What lawmakers heard on numbers and logistics

- ADSAP/behavioral providers: Jones said ADSAP referrals are down roughly 23% across nine years and urged indexing fees to inflation (she cited an 83% cumulative inflation figure for staff and costs since the fee schedule was set). - DMV: Lauren Phillips said the DMV issued 4,408 temporary alcohol licenses in calendar year 2024 and needs at least 12 months after signature to change IT systems. - SLED: the implied‑consent program ran about 18,000 tests in the most recent reporting year; approximately 40% of those subjects refuse breath testing, leaving about 12,000 processed implied‑consent tests. SLED conducts about 1,500 forensic blood toxicology tests a year and reported average lab turnaround times of roughly 30 days.

No committee votes were recorded during the hearing; senators asked staff to gather additional fiscal and operational data and witnesses offered written materials for staff review. Senator Davis, the sponsor, told the subcommittee he will follow up with legal briefs on how the bills were drafted to fit within Supreme Court precedent.

What’s next

The subcommittee heard broad support from victims' advocates, prosecutors and MADD for tightening DUI law and for adding tools to address drug‑impaired driving, while defense groups urged careful calibration to protect constitutional search‑and‑seizure rights. Agencies signaled implementation constraints: SLED warned against wholesale removal of breath testing as the routine first step, and DMV asked for at least 12 months to change its systems. Several senators asked staff to return fiscal and operational impact analyses; no votes were taken at the hearing.
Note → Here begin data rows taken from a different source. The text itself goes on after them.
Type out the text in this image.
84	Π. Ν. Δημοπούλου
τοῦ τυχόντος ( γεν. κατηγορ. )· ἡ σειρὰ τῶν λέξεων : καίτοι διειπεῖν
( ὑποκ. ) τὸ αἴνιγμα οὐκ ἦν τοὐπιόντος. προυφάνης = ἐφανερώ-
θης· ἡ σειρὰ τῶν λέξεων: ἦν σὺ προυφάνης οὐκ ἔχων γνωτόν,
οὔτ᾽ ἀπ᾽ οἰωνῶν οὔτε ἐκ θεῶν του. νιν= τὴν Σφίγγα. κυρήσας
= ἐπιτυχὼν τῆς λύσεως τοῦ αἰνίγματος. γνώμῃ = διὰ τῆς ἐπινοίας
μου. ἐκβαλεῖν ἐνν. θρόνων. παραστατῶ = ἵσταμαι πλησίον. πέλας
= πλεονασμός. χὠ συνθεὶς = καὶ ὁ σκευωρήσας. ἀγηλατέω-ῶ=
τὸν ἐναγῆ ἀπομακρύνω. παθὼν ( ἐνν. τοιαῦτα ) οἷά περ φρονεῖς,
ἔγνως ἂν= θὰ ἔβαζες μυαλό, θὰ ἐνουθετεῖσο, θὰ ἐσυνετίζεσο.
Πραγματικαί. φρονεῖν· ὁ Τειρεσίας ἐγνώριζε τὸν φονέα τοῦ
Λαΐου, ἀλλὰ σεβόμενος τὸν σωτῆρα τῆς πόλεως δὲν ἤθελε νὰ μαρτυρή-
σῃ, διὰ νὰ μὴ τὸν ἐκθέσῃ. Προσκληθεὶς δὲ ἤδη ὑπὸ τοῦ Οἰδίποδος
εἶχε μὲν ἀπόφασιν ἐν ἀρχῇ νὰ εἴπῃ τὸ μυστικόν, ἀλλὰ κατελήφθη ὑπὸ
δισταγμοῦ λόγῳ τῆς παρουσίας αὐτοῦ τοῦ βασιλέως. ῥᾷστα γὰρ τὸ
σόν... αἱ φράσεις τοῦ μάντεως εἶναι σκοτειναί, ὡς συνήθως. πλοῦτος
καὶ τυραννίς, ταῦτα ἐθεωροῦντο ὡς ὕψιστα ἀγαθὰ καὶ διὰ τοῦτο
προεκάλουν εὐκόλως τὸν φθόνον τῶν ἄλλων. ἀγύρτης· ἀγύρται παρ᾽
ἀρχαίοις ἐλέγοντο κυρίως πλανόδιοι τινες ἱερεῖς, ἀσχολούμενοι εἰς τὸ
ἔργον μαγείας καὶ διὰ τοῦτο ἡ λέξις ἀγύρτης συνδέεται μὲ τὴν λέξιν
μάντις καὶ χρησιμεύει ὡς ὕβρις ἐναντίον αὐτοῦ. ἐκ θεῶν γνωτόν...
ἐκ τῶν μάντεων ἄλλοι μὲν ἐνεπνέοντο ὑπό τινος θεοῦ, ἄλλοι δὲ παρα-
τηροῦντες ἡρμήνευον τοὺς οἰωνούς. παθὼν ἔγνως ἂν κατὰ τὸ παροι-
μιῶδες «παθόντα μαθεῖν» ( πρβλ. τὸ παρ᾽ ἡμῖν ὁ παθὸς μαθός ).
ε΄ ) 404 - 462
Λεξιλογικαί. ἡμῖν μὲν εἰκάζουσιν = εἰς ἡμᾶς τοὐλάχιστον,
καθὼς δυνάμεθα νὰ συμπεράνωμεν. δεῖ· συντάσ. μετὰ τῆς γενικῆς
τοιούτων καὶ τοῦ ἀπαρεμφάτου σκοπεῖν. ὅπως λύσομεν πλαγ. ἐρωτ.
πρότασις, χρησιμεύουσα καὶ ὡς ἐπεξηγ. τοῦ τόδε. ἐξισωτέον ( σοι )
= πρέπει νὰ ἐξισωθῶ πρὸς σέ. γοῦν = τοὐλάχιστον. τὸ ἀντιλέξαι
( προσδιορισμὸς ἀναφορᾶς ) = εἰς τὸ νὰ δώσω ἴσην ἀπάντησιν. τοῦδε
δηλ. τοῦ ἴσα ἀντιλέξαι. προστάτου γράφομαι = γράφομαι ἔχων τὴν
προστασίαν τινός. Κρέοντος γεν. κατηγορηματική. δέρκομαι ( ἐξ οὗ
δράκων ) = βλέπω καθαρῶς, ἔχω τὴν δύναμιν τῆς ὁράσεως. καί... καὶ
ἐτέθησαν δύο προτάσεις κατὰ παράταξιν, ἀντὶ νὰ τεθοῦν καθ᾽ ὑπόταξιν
"I am all for whatever you can do today to get drunk drivers off of South Carolina highways," Donna Gerald told the committee. "This is too important — our precious South Carolina lives." Senator Davis, the bill sponsor, told the panel he would supply a legal follow‑up for members explaining the bills' fit with U.S. Supreme Court precedent.

The panel did not vote on either bill during the hearing.